Por: Julio César Londoño

El imposible arte de la definición

DEFINIR ES UNA OPERACIÓN DIFÍCIL porque exige una conciliación de contrarios: la buena definición debe ser tan amplia que cobije toda la diversidad de elementos del conjunto a definir, y tan estrecha que excluya el resto del universo.

DEFINIR ES UNA OPERACIÓN DIFÍCIL porque exige una conciliación de contrarios: la buena definición debe ser tan amplia que cobije toda la diversidad de elementos del conjunto a definir, y tan estrecha que excluya el resto del universo. Definir el perro como un animal cuadrúpedo, por ejemplo, es incorrecto porque permite que algunos perros balen, mujan, barriten, relinchen o rebuznen. Podemos definir al hombre como un animal bípedo, sí, pero aclarando que dobla las rodillas hacia adelante para diferenciarse de las gallinas, esas chicas que las doblan tercamente hacia atrás.

A pesar de todo el cuidado que se ponga, es imposible escapar a la maldición que pesa sobre el oficio: toda definición es tautológica o contradictoria. Las primeras no añaden nada que no supiéramos antes: “El triángulo es una figura de tres lados”. Las segundas se autodestruyen: “Toda regla tiene excepción”. Parece una observación sana; pero como ella misma es una regla, debe tener su excepción; es decir, que debe haber al menos una regla sin excepción. Las tautologías y las contradicciones son el objeto de estudio de la lógica, materia que goza, a pesar de todo, de enorme prestigio.
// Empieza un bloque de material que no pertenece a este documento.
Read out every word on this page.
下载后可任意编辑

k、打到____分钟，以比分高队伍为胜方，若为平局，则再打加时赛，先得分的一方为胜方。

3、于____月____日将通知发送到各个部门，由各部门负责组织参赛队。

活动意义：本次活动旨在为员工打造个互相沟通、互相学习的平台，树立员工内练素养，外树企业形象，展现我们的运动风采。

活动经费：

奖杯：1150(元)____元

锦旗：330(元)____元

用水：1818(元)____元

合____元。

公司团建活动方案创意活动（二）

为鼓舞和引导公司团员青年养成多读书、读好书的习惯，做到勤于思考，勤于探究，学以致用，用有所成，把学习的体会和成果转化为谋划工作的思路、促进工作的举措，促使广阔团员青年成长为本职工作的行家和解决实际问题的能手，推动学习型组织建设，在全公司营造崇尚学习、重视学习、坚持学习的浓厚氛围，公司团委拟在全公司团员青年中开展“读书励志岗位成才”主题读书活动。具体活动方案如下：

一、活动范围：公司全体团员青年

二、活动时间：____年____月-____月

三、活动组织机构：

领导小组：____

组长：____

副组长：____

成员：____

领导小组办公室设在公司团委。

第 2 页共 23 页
Desde el punto de vista de la estética, las definiciones se dividen en bellas y zafias. Daré algunos ejemplos de las bellas. Ventana: invento de las mujeres para mirar a través de las paredes (Iván Almario). Ectoplasma: la mujer que amé se ha convertido en fantasma; yo soy el lugar de las apariciones (Juan José Arreola). Muerte: hasta el más cobarde cruzará esa puerta (William Ospina). Suspiro: un aire que sobra por algo que falta (anónimo). Los cuatro elementos: tres cosas hay que me maravillan y una cuarta que no consigo descifrar: el rastro del águila en el aire, el rastro de las naves en el mar, el rastro de la serpiente en la tierra, y el rastro del hombre en la mujer (Salomón).

Piedra de toque de la modernidad, la ironía es el tropo clave de la definición aforística. Periodismo: leer los periódicos es comprobar que sólo lo ilegible sucede (Wilde). Mujer ideal: la que pasa (Richard Burton). Soldado: máquina que asesina sin odio. Terrorista: soldado sin insignias. Petulancia: esas incertidumbres que no sin vanidad llamamos metafísica (Borges). Progreso: ápice de la civilización, la democracia es la suma de la esclavitud griega, el clientelismo romano, la barbarie feudal, la mezquindad mercantilista, los privilegios hereditarios de la monarquía, el desdén por la cosa pública del comunismo y la corrupción de todos los tiempos.

Hay también definiciones exactas. Crunch: onda cónica de presión aérea producida por la explosión simultánea de miles de alvéolos apanados o crocantes (David Bodanis). Punto: lo que no tiene partes (Euclides). Braquistocrona: el camino más rápido entre dos puntos (Newton). Animal humano: mezcla de ácidos nucleicos, recuerdos, deseos y proteínas (François Jacob). Tango: un pensamiento triste que se baila (Sábato). Ciencia: asíntota de la verdad (F. Jacob).

El humor —mitad sorpresa, mitad misterio— curva las siguientes definiciones:  Seducción: toda mujer nace con un número finito de “noes” en sus labios. El arte consiste en agotárselos (Casanova). Periodista: sujeto encargado de gritar que ¡Lord Jones ha muerto! a una multitud que no sabía que Lord Jones estaba vivo (G. K. Chesterton). Egoísmo: nunca me he sentido que deba hacer nada por el futuro. Al fin y al cabo, ¿qué ha hecho el futuro por mí? (G. B. Shaw). Prioridad: Hay cosas más importantes que el dinero pero son muy caras (Groucho Marx). El capitalista cree que puede ganar, el socialista aspira a empatar y el místico cree que puede salirse del juego. Los tres se engañan (Murphy).